Monday, May 14, 2012

Time to End the FDIC

As most people are already aware, J.P. Morgan Chase lost some money. Well, maybe this is how the congress would put it, since $2 billion is chump change to them, but this is a big deal. Chase may go down for this one. They invested poorly and are now in pretty bad shape.

So what does this have to do with FDIC? Well, how many people who have money saved with Chase have looked into their business plan, their profit margin, their investments, or anything? They do not need to. Savers just put money into a bank and do not care how the bank is run because they are covered by FDIC. In essence, this allows banks to do whatever they want as long as the savers keep coming in. Banks then only need to market well to stay in business. Is it any surprise that the big banks have stayed as the big banks for as long as they have?

What does this mean for economic efficiency? If banks can do whatever they want, then they are not interested in making the best investments. This is a net loss for the capital structure of our economy. Instead of loans going to the best projects, it goes to whoever the banks like most. This is pretty similar to the problem that we have with government spending.

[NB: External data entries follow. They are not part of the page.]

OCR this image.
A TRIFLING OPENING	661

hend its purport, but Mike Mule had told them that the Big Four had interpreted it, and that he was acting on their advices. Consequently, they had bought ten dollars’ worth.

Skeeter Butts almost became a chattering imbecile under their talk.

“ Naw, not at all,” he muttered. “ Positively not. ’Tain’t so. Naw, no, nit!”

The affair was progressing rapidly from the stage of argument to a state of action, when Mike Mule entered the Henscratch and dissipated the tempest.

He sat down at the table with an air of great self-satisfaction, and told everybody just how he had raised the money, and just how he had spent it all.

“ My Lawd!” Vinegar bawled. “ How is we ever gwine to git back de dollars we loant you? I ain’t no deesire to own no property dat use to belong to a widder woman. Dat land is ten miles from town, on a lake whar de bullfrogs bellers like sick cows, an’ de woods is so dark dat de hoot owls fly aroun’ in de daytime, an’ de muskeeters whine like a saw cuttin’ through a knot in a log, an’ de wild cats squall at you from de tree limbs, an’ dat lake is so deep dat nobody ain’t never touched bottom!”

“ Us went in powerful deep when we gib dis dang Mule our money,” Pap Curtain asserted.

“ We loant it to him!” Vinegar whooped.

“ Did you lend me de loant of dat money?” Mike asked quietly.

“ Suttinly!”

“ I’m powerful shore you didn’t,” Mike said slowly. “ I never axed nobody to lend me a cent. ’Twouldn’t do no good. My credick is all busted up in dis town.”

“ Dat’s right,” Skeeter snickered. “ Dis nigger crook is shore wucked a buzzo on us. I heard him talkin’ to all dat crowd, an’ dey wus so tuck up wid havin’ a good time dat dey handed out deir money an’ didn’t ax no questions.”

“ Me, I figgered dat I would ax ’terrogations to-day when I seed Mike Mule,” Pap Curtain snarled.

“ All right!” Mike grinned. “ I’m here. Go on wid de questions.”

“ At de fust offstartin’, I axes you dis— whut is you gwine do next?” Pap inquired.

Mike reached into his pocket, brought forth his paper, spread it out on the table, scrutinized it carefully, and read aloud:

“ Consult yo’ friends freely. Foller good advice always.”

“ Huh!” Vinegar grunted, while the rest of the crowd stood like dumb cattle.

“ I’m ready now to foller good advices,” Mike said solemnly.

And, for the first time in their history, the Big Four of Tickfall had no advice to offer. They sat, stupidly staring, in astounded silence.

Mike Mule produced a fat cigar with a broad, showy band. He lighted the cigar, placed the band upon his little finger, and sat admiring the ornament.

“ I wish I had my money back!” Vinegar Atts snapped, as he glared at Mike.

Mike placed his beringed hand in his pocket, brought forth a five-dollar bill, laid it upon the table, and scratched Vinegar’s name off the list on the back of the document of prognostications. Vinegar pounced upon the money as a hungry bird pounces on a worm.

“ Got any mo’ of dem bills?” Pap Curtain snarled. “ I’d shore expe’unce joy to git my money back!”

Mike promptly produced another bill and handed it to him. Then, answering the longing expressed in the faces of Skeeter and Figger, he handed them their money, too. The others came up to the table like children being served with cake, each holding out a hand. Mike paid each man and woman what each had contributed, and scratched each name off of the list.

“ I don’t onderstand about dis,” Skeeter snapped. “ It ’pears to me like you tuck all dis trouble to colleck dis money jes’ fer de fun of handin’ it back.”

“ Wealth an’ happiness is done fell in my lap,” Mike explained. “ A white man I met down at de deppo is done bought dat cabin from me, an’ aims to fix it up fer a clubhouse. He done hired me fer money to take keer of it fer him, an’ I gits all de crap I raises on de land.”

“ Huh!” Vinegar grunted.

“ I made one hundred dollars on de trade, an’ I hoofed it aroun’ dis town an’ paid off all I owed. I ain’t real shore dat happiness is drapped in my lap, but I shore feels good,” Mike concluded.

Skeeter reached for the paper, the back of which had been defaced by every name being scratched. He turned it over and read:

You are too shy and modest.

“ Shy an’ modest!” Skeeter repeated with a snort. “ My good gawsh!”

And the alternative? Without FDIC, savers would need to look at the business practices of banks to determine who is doing the best and where their money would be safest. This would ensure that at least we are tending toward optimal investment.

This is a great opportunity to open up a debate about the merits of FDIC. Without FDIC, would Chase have been big enough to have had this great of a loss? I doubt it. It is time for FDIC to end and allow for more competition in the banking industry.